Fig. 1.

Peptide-loaded MHC-II is ubiquitinated on the plasma membrane and in early endosomes. (A) Human DCs were incubated with anti–pMHC-II mAb L243 or IgG isotype control on ice, washed, and recultured at 37 °C for the indicated times. The cells were lysed in Triton X-100, and mAb L243-bound MHC-II was isolated using protein A–agarose beads. The samples were analyzed by immunoblotting by using anti-ubiquitin or anti–MHC-II β-chain antibodies. The amount of MHC-II ubiquitination and total amount of MHC-II β-chain present at each time point was quantitated by densitometry.
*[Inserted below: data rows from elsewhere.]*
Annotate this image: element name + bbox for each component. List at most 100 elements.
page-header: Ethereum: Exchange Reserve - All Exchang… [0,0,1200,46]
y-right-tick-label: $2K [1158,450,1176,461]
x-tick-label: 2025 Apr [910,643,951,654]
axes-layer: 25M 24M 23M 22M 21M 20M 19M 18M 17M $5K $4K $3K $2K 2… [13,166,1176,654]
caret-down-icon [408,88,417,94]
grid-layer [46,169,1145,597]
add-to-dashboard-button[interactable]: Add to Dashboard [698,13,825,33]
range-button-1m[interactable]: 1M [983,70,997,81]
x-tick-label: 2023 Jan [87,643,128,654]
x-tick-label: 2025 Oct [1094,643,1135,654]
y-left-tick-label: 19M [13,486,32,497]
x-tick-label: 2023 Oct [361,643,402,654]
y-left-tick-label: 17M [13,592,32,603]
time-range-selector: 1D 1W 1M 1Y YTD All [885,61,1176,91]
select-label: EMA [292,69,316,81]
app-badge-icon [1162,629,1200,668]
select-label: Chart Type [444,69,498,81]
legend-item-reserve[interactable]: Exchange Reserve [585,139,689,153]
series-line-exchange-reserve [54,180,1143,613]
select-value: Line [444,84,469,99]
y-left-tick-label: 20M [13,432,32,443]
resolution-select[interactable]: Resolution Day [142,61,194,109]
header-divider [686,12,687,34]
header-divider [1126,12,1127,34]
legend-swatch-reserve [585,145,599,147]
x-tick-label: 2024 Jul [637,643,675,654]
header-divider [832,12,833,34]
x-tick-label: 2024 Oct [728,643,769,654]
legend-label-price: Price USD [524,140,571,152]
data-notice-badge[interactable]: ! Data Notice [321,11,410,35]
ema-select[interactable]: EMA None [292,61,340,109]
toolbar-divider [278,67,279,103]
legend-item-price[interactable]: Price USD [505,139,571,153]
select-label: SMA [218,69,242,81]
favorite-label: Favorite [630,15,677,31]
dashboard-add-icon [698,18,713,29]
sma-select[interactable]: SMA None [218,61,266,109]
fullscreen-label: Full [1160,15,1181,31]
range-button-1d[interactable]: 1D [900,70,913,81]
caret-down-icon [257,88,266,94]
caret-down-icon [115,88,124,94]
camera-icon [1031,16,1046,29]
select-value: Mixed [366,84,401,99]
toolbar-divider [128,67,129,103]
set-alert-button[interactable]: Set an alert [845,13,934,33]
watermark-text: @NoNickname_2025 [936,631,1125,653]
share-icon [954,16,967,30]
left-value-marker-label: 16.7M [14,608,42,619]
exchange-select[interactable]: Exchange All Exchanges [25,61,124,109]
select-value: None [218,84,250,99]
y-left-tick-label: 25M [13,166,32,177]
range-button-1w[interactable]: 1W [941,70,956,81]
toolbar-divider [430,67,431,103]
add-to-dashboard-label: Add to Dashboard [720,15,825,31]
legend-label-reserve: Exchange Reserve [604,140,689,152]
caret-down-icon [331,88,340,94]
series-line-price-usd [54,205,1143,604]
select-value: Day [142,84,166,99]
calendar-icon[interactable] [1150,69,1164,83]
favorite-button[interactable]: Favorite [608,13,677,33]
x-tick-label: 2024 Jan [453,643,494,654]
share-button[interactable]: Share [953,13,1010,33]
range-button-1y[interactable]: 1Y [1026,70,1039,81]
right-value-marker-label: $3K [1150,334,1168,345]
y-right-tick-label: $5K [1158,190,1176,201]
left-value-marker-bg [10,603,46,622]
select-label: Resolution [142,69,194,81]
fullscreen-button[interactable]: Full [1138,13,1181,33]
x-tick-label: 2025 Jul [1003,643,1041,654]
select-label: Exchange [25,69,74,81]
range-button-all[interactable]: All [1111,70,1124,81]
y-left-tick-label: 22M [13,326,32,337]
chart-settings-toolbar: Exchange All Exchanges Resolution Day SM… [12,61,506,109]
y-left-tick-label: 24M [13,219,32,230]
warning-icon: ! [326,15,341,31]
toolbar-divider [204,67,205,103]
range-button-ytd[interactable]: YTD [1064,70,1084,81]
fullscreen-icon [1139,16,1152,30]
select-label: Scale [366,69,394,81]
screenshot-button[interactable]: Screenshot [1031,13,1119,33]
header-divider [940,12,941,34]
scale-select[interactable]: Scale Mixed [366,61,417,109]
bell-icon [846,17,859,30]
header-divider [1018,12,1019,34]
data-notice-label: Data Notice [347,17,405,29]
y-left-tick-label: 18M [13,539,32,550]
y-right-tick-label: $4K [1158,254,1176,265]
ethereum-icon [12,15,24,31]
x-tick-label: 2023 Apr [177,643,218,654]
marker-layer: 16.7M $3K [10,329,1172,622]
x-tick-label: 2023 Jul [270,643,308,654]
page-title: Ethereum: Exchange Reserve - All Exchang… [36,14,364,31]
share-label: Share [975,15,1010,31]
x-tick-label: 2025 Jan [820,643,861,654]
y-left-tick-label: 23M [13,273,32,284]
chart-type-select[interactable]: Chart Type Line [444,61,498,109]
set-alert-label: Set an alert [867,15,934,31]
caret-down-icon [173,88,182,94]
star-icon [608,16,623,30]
MHC-II ubiquitination was normalized to the total amount of MHC-II present in the sample and was expressed relative to the amount of ubiquitination observed at time t 0. The data shown are the mean ± SD obtained from three independent experiments. (B) Human DCs were incubated with anti–pMHC-II mouse mAb L243 for 10 min at 37 °C, and residual cell surface antibodies were blocked by using unlabeled goat anti-mouse IgG serum on ice. The cells were fixed, permeabilized, and stained with Alexa Fluor-conjugated secondary antibody recognizing internalized pMHC-II (L243) and mAb recognizing early endosomes (EEA1) or late endosomes/lysosomes (Lamp-1). (C) HeLa-CIITA cells were transfected with a plasmid encoding V5 epitope-tagged March-I. The cells were incubated with anti–pMHC-II antibody (L243) on ice, washed, and recultured for 10 min at 37 °C. The cells were fixed, permeabilized, and stained with anti-V5 antibody, anti-EEA1 antibody, anti–Lamp-1 antibody, or a secondary antibody allowing detection of internalized pMHC-II mAb L243. (Insets, Right) Enlarged region of the cell.